Parts of the series have an MTV "Real World" feel, as the camera follows students into classes, at home and as they travel through their lives. Other segments show them going through some of the exercises in the textbook and discussing how it has helped them through school.

"It was quite enlightening," Erika Tai, the 20-year-old sophomore who grew up in Irvine, said of the documentary. "I found out a lot about myself in terms of my goals and how to reach them . . . not to be just a better student but a healthier lifestyle."

The students were picked after responding to a posting at UC Irvine's drama department. "We wanted to choose people who wouldn't shy away from the camera, because on a daily basis having a camera in your face could be annoying," said Steve Marino, the freelance producer-director. "We wanted a nice mix. People who were somewhat gregarious and not too far out in any one direction so that viewers couldn't identify with them."

The students ranged from a 19-year-old gay Latino man to the 58-year-old grandmother. "There's got to be one person within there that a number of people should identify with as going through college experience," Marino said.

The students were paid $1,300 each. The 300 hours of filming started in February 1999 and ended in December.

"Mastering the College Experience" is the latest production from Coastline's Coast Telecourses. The program so far has produced about 23 video courses that colleges can license--including those in biology, anthropology and personal finance--and broadcast on TV stations or run at special viewing centers.

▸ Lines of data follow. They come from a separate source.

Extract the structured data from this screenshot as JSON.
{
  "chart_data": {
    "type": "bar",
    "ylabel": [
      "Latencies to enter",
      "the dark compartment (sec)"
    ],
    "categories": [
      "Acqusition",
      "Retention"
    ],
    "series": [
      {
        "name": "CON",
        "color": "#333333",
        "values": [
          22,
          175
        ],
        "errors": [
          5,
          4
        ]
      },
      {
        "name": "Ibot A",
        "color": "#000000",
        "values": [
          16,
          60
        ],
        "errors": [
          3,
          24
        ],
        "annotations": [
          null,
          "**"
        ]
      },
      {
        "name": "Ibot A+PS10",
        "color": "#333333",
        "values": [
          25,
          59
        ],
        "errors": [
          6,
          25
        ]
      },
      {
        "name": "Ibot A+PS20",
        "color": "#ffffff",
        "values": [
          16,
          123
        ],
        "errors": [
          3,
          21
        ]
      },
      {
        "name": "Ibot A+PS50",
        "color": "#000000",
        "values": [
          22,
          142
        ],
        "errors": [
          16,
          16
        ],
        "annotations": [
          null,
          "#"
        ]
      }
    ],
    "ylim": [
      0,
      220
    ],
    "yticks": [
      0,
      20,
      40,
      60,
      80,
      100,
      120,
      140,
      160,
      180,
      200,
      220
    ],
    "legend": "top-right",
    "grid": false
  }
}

The series was funded in part with a $500,000 advance against royalties from Houghton-Mifflin, publisher of the textbook. Thirteen colleges have ordered copies, including Central Wyoming College, Modesto Community College and Clark College in Washington. Coastline expects to turn a profit on the project.

The students in the series were more open than Marino imagined. "But when you're with someone the amount of time we were with them, they'll generally crack open," he said.

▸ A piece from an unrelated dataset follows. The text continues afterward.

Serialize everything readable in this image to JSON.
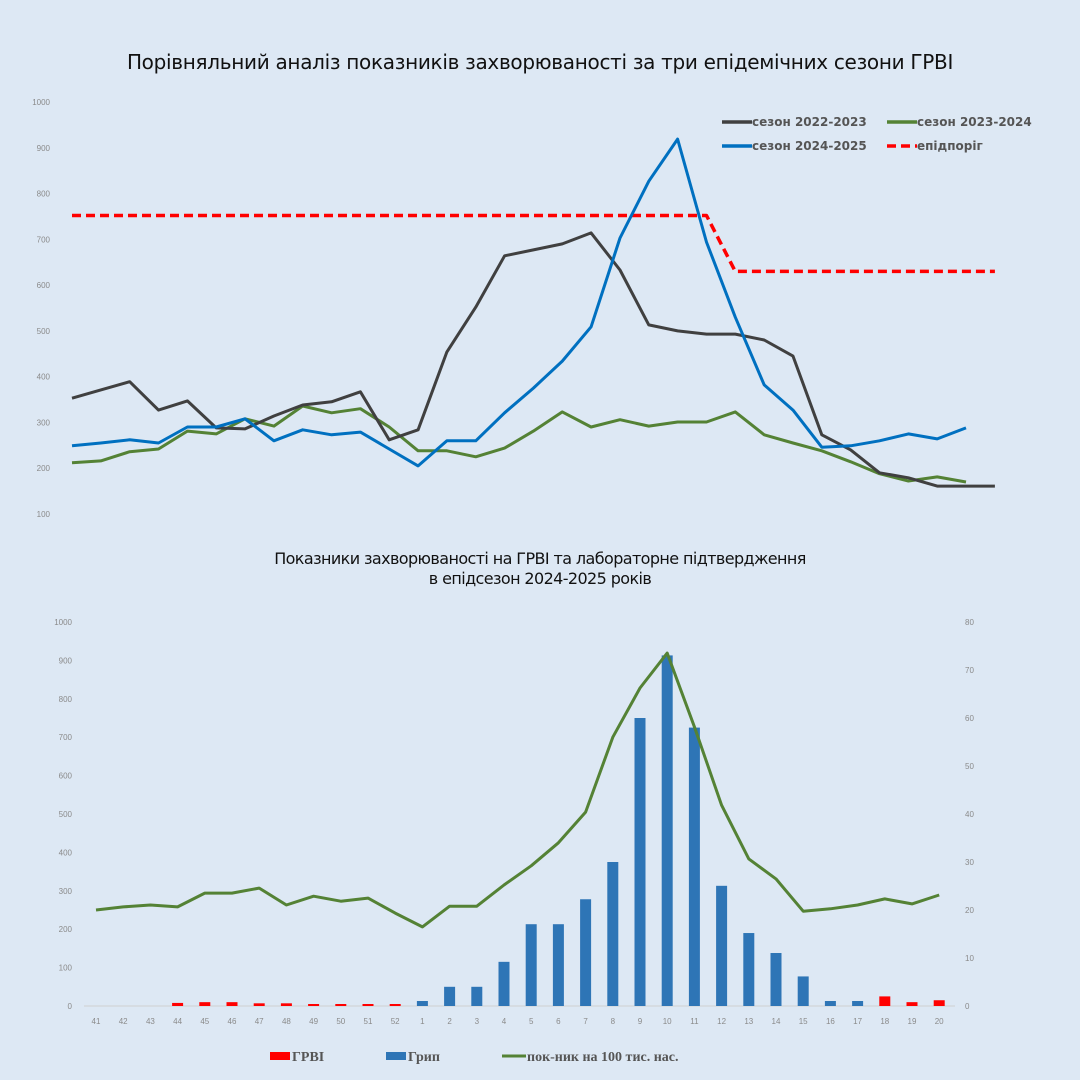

Unlike some documentaries, the students could ask that the cameras be turned off when conversations ventured into private areas.

"Sometimes the subjects got a little too close, and I thought they were straying from the focus of being a student," said senior Steven Parker, 28. "I was open to talk about everything, but I wanted to talk about about how it distracted me from my schoolwork and my studying rather than a session on Steven Parker's life."

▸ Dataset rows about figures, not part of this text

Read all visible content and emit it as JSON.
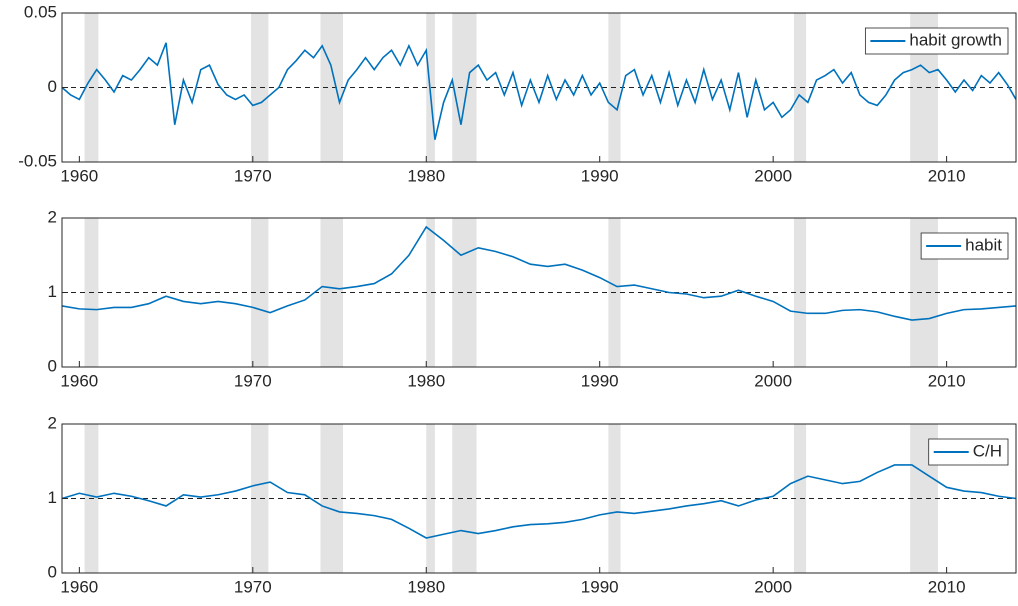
{
  "recessions": [
    [
      1960.3,
      1961.1
    ],
    [
      1969.9,
      1970.9
    ],
    [
      1973.9,
      1975.2
    ],
    [
      1980.0,
      1980.5
    ],
    [
      1981.5,
      1982.9
    ],
    [
      1990.5,
      1991.2
    ],
    [
      2001.2,
      2001.9
    ],
    [
      2007.9,
      2009.5
    ]
  ],
  "chart_data": [
    {
      "type": "line",
      "x": [
        1959,
        1959.5,
        1960,
        1960.5,
        1961,
        1961.5,
        1962,
        1962.5,
        1963,
        1963.5,
        1964,
        1964.5,
        1965,
        1965.5,
        1966,
        1966.5,
        1967,
        1967.5,
        1968,
        1968.5,
        1969,
        1969.5,
        1970,
        1970.5,
        1971,
        1971.5,
        1972,
        1972.5,
        1973,
        1973.5,
        1974,
        1974.5,
        1975,
        1975.5,
        1976,
        1976.5,
        1977,
        1977.5,
        1978,
        1978.5,
        1979,
        1979.5,
        1980,
        1980.5,
        1981,
        1981.5,
        1982,
        1982.5,
        1983,
        1983.5,
        1984,
        1984.5,
        1985,
        1985.5,
        1986,
        1986.5,
        1987,
        1987.5,
        1988,
        1988.5,
        1989,
        1989.5,
        1990,
        1990.5,
        1991,
        1991.5,
        1992,
        1992.5,
        1993,
        1993.5,
        1994,
        1994.5,
        1995,
        1995.5,
        1996,
        1996.5,
        1997,
        1997.5,
        1998,
        1998.5,
        1999,
        1999.5,
        2000,
        2000.5,
        2001,
        2001.5,
        2002,
        2002.5,
        2003,
        2003.5,
        2004,
        2004.5,
        2005,
        2005.5,
        2006,
        2006.5,
        2007,
        2007.5,
        2008,
        2008.5,
        2009,
        2009.5,
        2010,
        2010.5,
        2011,
        2011.5,
        2012,
        2012.5,
        2013,
        2013.5,
        2014
      ],
      "series": [
        {
          "name": "habit growth",
          "color": "#0072bd",
          "values": [
            0,
            -0.005,
            -0.008,
            0.003,
            0.012,
            0.005,
            -0.003,
            0.008,
            0.005,
            0.012,
            0.02,
            0.015,
            0.03,
            -0.025,
            0.005,
            -0.01,
            0.012,
            0.015,
            0.002,
            -0.005,
            -0.008,
            -0.005,
            -0.012,
            -0.01,
            -0.005,
            0,
            0.012,
            0.018,
            0.025,
            0.02,
            0.028,
            0.015,
            -0.01,
            0.005,
            0.012,
            0.02,
            0.012,
            0.02,
            0.025,
            0.015,
            0.028,
            0.015,
            0.025,
            -0.035,
            -0.01,
            0.005,
            -0.025,
            0.01,
            0.015,
            0.005,
            0.01,
            -0.005,
            0.01,
            -0.012,
            0.005,
            -0.01,
            0.008,
            -0.008,
            0.005,
            -0.005,
            0.008,
            -0.005,
            0.003,
            -0.01,
            -0.015,
            0.008,
            0.012,
            -0.005,
            0.008,
            -0.01,
            0.01,
            -0.012,
            0.005,
            -0.01,
            0.012,
            -0.008,
            0.005,
            -0.015,
            0.01,
            -0.02,
            0.005,
            -0.015,
            -0.01,
            -0.02,
            -0.015,
            -0.005,
            -0.01,
            0.005,
            0.008,
            0.012,
            0.003,
            0.01,
            -0.005,
            -0.01,
            -0.012,
            -0.005,
            0.005,
            0.01,
            0.012,
            0.015,
            0.01,
            0.012,
            0.005,
            -0.003,
            0.005,
            -0.002,
            0.008,
            0.003,
            0.01,
            0.002,
            -0.008
          ]
        }
      ],
      "xlim": [
        1959,
        2014
      ],
      "xticks": [
        1960,
        1970,
        1980,
        1990,
        2000,
        2010
      ],
      "ylim": [
        -0.05,
        0.05
      ],
      "yticks": [
        -0.05,
        0,
        0.05
      ],
      "reference_line": 0,
      "legend": "upper right"
    },
    {
      "type": "line",
      "x": [
        1959,
        1960,
        1961,
        1962,
        1963,
        1964,
        1965,
        1966,
        1967,
        1968,
        1969,
        1970,
        1971,
        1972,
        1973,
        1974,
        1975,
        1976,
        1977,
        1978,
        1979,
        1980,
        1981,
        1982,
        1983,
        1984,
        1985,
        1986,
        1987,
        1988,
        1989,
        1990,
        1991,
        1992,
        1993,
        1994,
        1995,
        1996,
        1997,
        1998,
        1999,
        2000,
        2001,
        2002,
        2003,
        2004,
        2005,
        2006,
        2007,
        2008,
        2009,
        2010,
        2011,
        2012,
        2013,
        2014
      ],
      "series": [
        {
          "name": "habit",
          "color": "#0072bd",
          "values": [
            0.82,
            0.78,
            0.77,
            0.8,
            0.8,
            0.85,
            0.95,
            0.88,
            0.85,
            0.88,
            0.85,
            0.8,
            0.73,
            0.82,
            0.9,
            1.08,
            1.05,
            1.08,
            1.12,
            1.25,
            1.5,
            1.88,
            1.7,
            1.5,
            1.6,
            1.55,
            1.48,
            1.38,
            1.35,
            1.38,
            1.3,
            1.2,
            1.08,
            1.1,
            1.05,
            1.0,
            0.98,
            0.93,
            0.95,
            1.03,
            0.95,
            0.88,
            0.75,
            0.72,
            0.72,
            0.76,
            0.77,
            0.74,
            0.68,
            0.63,
            0.65,
            0.72,
            0.77,
            0.78,
            0.8,
            0.82
          ]
        }
      ],
      "xlim": [
        1959,
        2014
      ],
      "xticks": [
        1960,
        1970,
        1980,
        1990,
        2000,
        2010
      ],
      "ylim": [
        0,
        2
      ],
      "yticks": [
        0,
        1,
        2
      ],
      "reference_line": 1,
      "legend": "upper right"
    },
    {
      "type": "line",
      "x": [
        1959,
        1960,
        1961,
        1962,
        1963,
        1964,
        1965,
        1966,
        1967,
        1968,
        1969,
        1970,
        1971,
        1972,
        1973,
        1974,
        1975,
        1976,
        1977,
        1978,
        1979,
        1980,
        1981,
        1982,
        1983,
        1984,
        1985,
        1986,
        1987,
        1988,
        1989,
        1990,
        1991,
        1992,
        1993,
        1994,
        1995,
        1996,
        1997,
        1998,
        1999,
        2000,
        2001,
        2002,
        2003,
        2004,
        2005,
        2006,
        2007,
        2008,
        2009,
        2010,
        2011,
        2012,
        2013,
        2014
      ],
      "series": [
        {
          "name": "C/H",
          "color": "#0072bd",
          "values": [
            1.0,
            1.07,
            1.02,
            1.07,
            1.03,
            0.97,
            0.9,
            1.05,
            1.02,
            1.05,
            1.1,
            1.17,
            1.22,
            1.08,
            1.05,
            0.9,
            0.82,
            0.8,
            0.77,
            0.72,
            0.6,
            0.47,
            0.52,
            0.57,
            0.53,
            0.57,
            0.62,
            0.65,
            0.66,
            0.68,
            0.72,
            0.78,
            0.82,
            0.8,
            0.83,
            0.86,
            0.9,
            0.93,
            0.97,
            0.9,
            0.98,
            1.03,
            1.2,
            1.3,
            1.25,
            1.2,
            1.23,
            1.35,
            1.45,
            1.45,
            1.3,
            1.15,
            1.1,
            1.08,
            1.03,
            1.0
          ]
        }
      ],
      "xlim": [
        1959,
        2014
      ],
      "xticks": [
        1960,
        1970,
        1980,
        1990,
        2000,
        2010
      ],
      "ylim": [
        0,
        2
      ],
      "yticks": [
        0,
        1,
        2
      ],
      "reference_line": 1,
      "legend": "upper right"
    }
  ]
}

Karen Jackman, mother of four, grandmother of five, married to Orange County Superior Court Judge James A. Jackman, said that she brought a different perspective to the discussions. And nothing was out of bounds, even the most sensitive subjects like "when we talked about any sorts of addictions or compulsions or obsessions," she said. "Each of us had our own."

Jackman dropped out of UCLA 40 years ago but wanted to get her degree. "The age category on the audition notice was 18-65," she said. "And I'm past my 18th birthday."

Like most of the other students, Tai is an aspiring actress, and she looked at the project as training for her career.

But she may feel differently when she views it in a few years.

"I'll probably feel like a dork because it's a different time in my life, and I'm a different person," she said. "But I'm sure will be very helpful to other students."